If he had seen the contact with the arm - contact Llorente admitted afterwards - the goal should have stood anyway according to the letter of the law as it stands. So justice, however cruel on City, was served but more by luck than judgment.
Is this an argument for VAR to be discarded? On the contrary it should be upgraded.
Football would be better off promoting the Video Assistant Referee and giving him the ultimate say in a scenario like this.
How much better it would have been for that decision to have been made somewhere less pressurised and mind-scrambling by someone qualified to do the job.
How much quicker too. The VAR could have analysed and adjudicated in half the time it took him to call the incident to the referee’s attention and for Cakir to scrutinise it himself.
On-field referee and video official are different specialisms and require a different skillset. The former deals with a quickly-changing picture where decisions have to be made instantly; the latter needs to be far more forensic. One is a bobby on the beat, the other is a crime scene investigator.
VAR: How the Video Assistant Referee works
In rugby union, the two work together to come to a conclusion.
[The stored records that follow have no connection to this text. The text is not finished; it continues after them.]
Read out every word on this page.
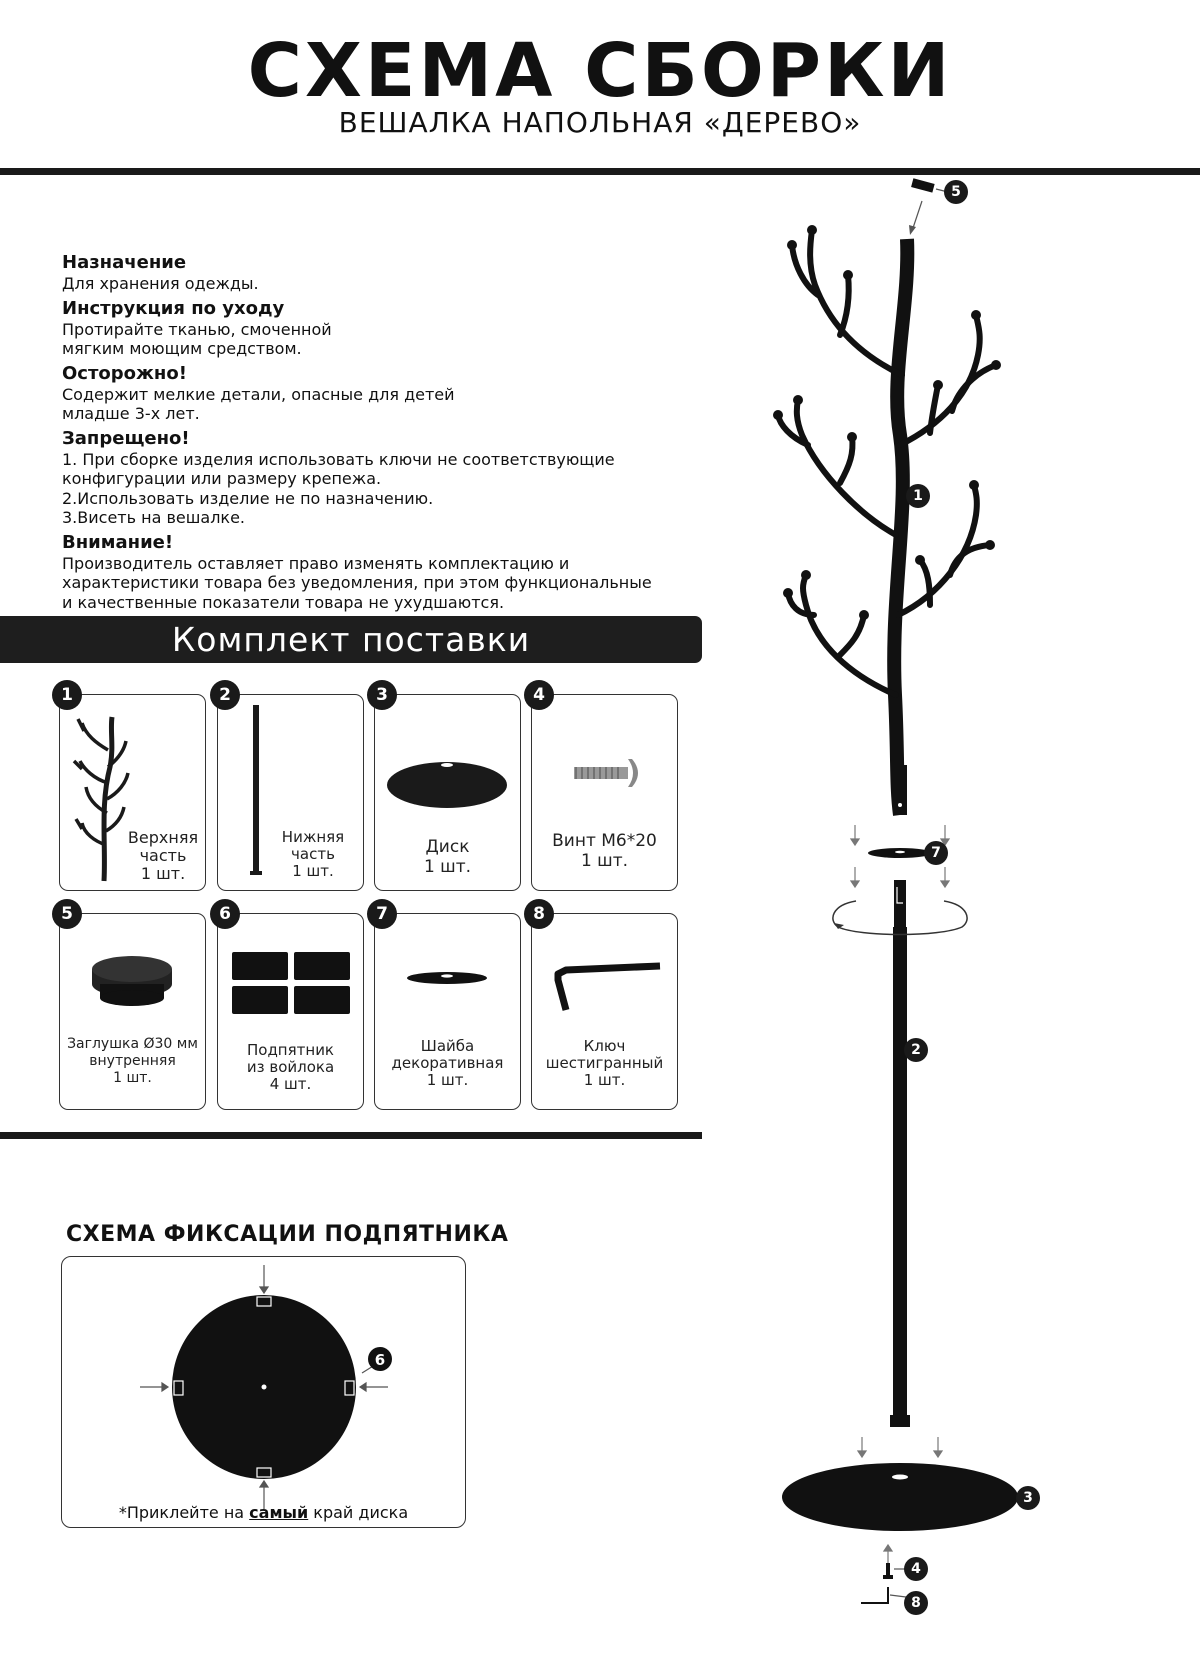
СХЕМА СБОРКИ
ВЕШАЛКА НАПОЛЬНАЯ «ДЕРЕВО»
Назначение
Для хранения одежды.
Инструкция по уходу
Протирайте тканью, смоченной
мягким моющим средством.
Осторожно!
Содержит мелкие детали, опасные для детей
младше 3-х лет.
Запрещено!
1. При сборке изделия использовать ключи не соответствующие
конфигурации или размеру крепежа.
2.Использовать изделие не по назначению.
3.Висеть на вешалке.
Внимание!
Производитель оставляет право изменять комплектацию и
характеристики товара без уведомления, при этом функциональные
и качественные показатели товара не ухудшаются.
Комплект поставки
Верхняя
часть
1 шт.
1
Нижняя
часть
1 шт.
2
Диск
1 шт.
3
Винт М6*20
1 шт.
4
Заглушка Ø30 мм
внутренняя
1 шт.
5
Подпятник
из войлока
4 шт.
6
Шайба
декоративная
1 шт.
7
Ключ
шестигранный
1 шт.
8
СХЕМА ФИКСАЦИИ ПОДПЯТНИКА
6
*Приклейте на самый край диска
5
1
7
2
3
4
8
The on-field referee will check a try or foul play with the Television Match Official and be guided towards a decision with the incident replayed on the big screen. Ultimate responsibility though remains with the man with the whistle.
In cricket, the evolution of technology’s power has gone further. The third umpire has the authority to overrule the on-field umpires and the big reveal, on the giant screen, is now an accepted part of the drama.
Concerns that this would undermine the authority of the on-field umpires have largely gone. In fact the system has shown how good on-field umpires are.
Football, now it has by and large accepted VAR, needs to move the same way.